Tate is in a sense Quentin’s ideal female: frozen by tragedy into a procession of images, her plateau in the collective unconscious hemisphered by a studio publicity shot on one end and an autopsy photo on the other. As a flesh and blood woman, she never once comes alive for him.

A child actress named Trudi Fraser (Julia Butters) befriends Dalton on set, and Tarantino has had the shamelessness to claim she’s based on Meryl Streep. Trudi is eight years old and a proselytizing feminist who will only allow you to call her by her character name, which is presented as a form of artistic seriousness. She’s meant to be a harbinger of the forces sweeping the self-pitying masculinity of Dalton and Booth off the scene, but she plays like a mockery of the #MeToo movement as something infantile and powerless, and when Dalton improvises a moment of abuse while playing opposite her, he’s praised for it, even by Trudi herself.

I’ve spent all this time grappling with the meanings behind the shadow show because you can bet your life the manically self-curating Tarantino did when he created it. But that’s all subtext, and the primary text–at least until ONCE UPON A TIME… IN HOLLYWOOD reaches an “audacious” counterfactual climax I for one predicted on the day the premise of the movie was announced–has a lot to recommend it.

This movie is at its best when it’s a kind of Tinseltown RIDE THE HIGH COUNTRY about useless men–a small scale tragedy about people rather than social forces in collision. DiCaprio is superb as Dalton, his own fertile energy subsumed utterly into the imperatives of a lost man of limited capacity who manages an occasional taste of something larger. He has layered Dalton with detail and subtlety–how many people will get through this entire movie without noticing Dalton’s a stutterer?–and he’s a capable performer of mediocrity, which makes Dalton’s momentary connection to the font of bigger things something glorious (in a wry touch, Dalton is under the direction of Sam Wannamaker, an actor/director who both made 60s TV Westerns and also almost singlehandedly re-established Shakespeare’s Globe Theatre in London).
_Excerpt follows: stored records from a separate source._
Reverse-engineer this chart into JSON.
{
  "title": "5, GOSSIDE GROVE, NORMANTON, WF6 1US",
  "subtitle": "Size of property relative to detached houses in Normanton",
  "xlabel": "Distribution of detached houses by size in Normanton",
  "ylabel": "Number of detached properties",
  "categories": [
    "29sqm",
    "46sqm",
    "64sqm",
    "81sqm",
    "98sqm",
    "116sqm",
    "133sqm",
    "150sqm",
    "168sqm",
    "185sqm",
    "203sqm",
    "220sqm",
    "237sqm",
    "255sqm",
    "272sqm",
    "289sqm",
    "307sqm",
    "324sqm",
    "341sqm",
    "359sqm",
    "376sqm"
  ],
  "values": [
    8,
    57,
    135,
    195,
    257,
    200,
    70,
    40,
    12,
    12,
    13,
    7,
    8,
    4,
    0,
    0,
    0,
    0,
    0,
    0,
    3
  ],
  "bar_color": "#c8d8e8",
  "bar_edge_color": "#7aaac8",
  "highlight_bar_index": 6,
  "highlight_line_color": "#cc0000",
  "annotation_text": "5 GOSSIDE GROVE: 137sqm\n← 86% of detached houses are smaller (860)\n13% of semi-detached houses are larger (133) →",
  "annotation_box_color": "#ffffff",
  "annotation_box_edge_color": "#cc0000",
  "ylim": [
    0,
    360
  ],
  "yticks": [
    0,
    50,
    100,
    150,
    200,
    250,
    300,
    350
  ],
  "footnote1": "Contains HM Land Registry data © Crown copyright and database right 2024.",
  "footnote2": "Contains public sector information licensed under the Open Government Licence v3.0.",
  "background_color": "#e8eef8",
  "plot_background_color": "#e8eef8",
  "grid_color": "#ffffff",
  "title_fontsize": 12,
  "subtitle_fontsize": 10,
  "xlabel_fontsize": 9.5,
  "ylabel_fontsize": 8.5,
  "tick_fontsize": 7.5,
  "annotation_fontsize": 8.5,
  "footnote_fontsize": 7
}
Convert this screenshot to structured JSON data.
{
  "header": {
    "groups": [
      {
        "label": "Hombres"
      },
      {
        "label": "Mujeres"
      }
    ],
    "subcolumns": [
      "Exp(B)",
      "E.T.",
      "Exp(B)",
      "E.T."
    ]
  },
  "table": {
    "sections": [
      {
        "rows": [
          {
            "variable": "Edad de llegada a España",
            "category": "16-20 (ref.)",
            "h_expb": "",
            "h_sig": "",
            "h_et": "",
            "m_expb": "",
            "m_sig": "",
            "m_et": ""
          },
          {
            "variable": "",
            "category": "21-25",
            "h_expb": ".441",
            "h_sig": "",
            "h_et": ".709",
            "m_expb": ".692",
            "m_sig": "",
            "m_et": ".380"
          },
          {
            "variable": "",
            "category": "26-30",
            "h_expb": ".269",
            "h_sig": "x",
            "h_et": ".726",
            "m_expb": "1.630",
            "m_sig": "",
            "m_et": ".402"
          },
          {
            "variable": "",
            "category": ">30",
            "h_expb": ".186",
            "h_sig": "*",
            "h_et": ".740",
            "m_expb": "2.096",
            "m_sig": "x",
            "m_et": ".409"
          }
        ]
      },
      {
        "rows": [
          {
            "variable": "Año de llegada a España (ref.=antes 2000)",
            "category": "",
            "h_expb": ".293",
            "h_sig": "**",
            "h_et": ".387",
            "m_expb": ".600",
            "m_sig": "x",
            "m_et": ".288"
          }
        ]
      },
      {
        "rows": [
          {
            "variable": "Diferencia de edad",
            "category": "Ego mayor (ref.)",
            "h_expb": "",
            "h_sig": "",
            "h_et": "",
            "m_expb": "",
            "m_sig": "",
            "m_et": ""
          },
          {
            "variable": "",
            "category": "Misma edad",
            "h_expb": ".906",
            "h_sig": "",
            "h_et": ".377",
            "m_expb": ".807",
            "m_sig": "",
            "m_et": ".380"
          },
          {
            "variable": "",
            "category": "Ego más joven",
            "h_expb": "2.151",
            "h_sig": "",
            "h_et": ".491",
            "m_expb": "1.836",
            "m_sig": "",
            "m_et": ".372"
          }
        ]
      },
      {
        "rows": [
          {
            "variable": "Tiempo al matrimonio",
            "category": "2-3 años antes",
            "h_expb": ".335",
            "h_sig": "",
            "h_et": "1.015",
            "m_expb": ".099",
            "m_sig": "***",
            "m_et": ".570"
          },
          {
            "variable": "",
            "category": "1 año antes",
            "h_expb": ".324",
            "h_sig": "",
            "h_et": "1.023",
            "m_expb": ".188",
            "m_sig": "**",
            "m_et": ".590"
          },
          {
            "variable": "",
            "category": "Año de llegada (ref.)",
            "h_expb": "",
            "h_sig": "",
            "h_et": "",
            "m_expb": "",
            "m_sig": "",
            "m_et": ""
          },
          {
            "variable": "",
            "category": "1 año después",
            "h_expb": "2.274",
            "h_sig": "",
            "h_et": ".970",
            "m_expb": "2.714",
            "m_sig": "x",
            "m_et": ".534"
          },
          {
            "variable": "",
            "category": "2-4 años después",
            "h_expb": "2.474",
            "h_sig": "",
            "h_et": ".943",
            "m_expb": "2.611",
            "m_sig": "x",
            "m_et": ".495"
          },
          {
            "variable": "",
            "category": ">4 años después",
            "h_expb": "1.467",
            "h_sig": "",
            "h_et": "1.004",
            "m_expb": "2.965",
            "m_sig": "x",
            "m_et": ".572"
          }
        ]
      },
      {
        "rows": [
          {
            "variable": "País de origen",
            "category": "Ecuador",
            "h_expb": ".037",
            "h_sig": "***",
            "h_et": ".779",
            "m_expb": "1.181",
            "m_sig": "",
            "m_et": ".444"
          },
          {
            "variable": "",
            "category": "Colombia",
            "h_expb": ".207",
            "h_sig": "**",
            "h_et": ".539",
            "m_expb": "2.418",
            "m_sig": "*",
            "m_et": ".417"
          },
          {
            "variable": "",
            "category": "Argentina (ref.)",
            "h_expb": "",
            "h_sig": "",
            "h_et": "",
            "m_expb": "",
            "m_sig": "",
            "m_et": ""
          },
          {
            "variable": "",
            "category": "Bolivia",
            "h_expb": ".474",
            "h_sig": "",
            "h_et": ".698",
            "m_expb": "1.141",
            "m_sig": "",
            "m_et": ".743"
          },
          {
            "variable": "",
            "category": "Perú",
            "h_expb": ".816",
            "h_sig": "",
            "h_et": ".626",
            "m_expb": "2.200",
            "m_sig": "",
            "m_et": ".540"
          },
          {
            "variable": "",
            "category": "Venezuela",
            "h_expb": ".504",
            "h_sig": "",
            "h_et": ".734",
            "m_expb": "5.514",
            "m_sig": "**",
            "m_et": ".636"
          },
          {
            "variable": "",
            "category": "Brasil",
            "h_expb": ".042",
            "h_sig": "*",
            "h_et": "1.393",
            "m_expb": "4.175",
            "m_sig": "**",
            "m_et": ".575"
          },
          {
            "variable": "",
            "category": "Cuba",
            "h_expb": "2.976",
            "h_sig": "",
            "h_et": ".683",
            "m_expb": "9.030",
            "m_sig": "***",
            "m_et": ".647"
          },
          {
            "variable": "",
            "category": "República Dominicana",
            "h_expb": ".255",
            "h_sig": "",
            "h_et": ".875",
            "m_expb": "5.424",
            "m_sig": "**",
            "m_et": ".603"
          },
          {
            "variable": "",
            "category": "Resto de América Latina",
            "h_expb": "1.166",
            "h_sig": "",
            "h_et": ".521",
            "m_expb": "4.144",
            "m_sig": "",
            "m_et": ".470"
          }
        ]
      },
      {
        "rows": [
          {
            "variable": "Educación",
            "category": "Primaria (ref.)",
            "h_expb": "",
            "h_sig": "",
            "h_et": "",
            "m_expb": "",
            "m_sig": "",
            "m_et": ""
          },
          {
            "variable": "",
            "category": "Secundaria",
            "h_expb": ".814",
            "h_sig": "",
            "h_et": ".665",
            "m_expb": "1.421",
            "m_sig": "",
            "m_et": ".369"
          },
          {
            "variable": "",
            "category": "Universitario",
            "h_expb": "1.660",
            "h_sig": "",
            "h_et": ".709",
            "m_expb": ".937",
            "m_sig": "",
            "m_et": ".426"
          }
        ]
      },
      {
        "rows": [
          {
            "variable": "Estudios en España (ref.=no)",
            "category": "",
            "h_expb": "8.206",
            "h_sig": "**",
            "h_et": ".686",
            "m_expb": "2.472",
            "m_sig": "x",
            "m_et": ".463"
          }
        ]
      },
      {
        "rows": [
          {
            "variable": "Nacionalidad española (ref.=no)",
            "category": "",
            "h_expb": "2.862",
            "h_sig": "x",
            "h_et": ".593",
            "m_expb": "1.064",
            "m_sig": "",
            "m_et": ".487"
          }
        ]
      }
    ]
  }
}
Pitt’s the closest thing the movie has to the Western genre’s heroic “man of few words.” His task is trickier because he’s working with a limited palette, but he rises to it effortlessly. In a scene at the Manson compound (deliciously and as in life, an abandoned old Western set called Spahn Ranch) where Cliff starts to suspect something amiss, Pitt manages to carry a quarter of an hour of screen time on charisma alone, while the Manson zombies congregate and babble like something out of A Film By George Romero.

A failed actor himself, Tarantino still has a deep empathy for the losers and the dreamers in the medium he was ultimately such a runaway success at. When he inhabits that empathy, rather than the juvenile fantasies of giddy vindictive violence populating ONCE UPON A TIME…’s final half hour, he is capable of true nobility and real grace. Too bad he still wants us all to leave the theatre humming the blood-spattered scenery. At the end of the day, how much space does an artist deserve to criticize even the palpably heinous violence of others when his own art is so bound up in the idea that there is such a thing as a good atrocity?